ほとほとの煮物

お口にあうかどうか

文章

「やめてしまいなさい」

母は、強い口調で言いました。

小学4年生でブームのピークを迎えた交換ノート。流行りとは、トラブルを連れてやってきます。メンバーに誘われていないとか、あっちの交換ノートで陰口を書かれたとか、絶対秘密の内容を口外したとか。わたしも例外ではなくトラブルに巻き込まれ、泣きながら帰宅すると、母はピシャンと言いました。

 

母は、洞察力が高く円滑な人間関係を築くのが上手いひとでした。それは、共働きの両親のもと三姉妹の長女として生まれ、田舎から地方都市にでて働き、結婚して二児を出産するという経験によって培われたものでしょう。ですから母にしてみれば、たった人生十数年の少女が、学校という限られた環境下において心を痛めてしくしくと涙を流す姿に、やりきれない思いだったのだと思います。

「こう言えばいいでしょう」

「こうすればいいでしょう」

母のアドバイスはいつでも的確で、その通りにすることが現状を打破する唯一の手立てでした。

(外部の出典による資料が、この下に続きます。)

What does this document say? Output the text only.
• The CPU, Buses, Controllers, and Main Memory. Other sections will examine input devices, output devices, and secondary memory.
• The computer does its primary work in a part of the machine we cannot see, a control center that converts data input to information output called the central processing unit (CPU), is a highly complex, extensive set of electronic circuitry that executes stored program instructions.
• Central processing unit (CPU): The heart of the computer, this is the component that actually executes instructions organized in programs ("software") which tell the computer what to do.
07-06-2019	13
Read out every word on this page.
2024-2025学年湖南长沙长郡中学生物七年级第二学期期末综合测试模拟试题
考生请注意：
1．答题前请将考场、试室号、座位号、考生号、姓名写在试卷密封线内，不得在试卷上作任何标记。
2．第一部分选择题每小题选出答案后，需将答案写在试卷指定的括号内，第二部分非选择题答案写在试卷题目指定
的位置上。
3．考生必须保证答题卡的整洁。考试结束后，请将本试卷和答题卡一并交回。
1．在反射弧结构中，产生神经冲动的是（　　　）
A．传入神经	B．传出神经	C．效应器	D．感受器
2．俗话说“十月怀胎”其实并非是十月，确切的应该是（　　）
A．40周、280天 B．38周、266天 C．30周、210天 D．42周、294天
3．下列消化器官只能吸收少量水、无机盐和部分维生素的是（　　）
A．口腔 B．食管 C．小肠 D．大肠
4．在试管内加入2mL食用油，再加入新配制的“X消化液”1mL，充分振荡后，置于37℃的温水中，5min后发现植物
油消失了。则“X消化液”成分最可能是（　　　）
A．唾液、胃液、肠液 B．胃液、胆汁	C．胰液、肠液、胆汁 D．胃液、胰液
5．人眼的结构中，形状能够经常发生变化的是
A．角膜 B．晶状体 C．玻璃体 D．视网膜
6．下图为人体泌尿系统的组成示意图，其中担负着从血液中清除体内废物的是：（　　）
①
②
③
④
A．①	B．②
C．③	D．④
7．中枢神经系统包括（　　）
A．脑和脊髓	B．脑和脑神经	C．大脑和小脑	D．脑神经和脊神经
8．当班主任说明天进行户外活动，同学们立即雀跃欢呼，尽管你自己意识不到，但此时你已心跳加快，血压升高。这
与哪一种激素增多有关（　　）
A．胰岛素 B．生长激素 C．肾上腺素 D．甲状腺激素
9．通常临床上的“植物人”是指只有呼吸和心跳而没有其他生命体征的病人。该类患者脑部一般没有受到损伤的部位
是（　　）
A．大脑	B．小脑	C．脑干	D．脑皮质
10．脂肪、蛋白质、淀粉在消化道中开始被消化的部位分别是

けれどわたしは、このときばかりは、母のアドバイスに頷けませんでした。

 

交換ノートトラブルに巻き込まれたわたしに、母は、そんなに面倒なことばかりが起こるならやめてしまいなさいと言いました。もちろん、その通り。複数人で複数冊の秘密のノートをやりとりするなんて面倒。トラブルのもと。最も的確な回避法は、やめてしまうこと。

けれどわたしは、素直にうんと言えませんでした。わたしは「交換ノート」というツールを愛していたのです。

 

同世代が書いた文章を読めること。

感情を文章で共有すること。

わたしの文章を読んでもらえること。

 

小学4年生の少女が文章に触れる機会は、「交換ノート」にしかなかったのです。だから、どんなトラブルに巻き込まれてどんなに涙を流しても、筆を置きたくありませんでした。

 

安心して、小学4年生のわたし。

もう少ししたら、もっと気軽にもっと楽しく、文章に関わることができるから。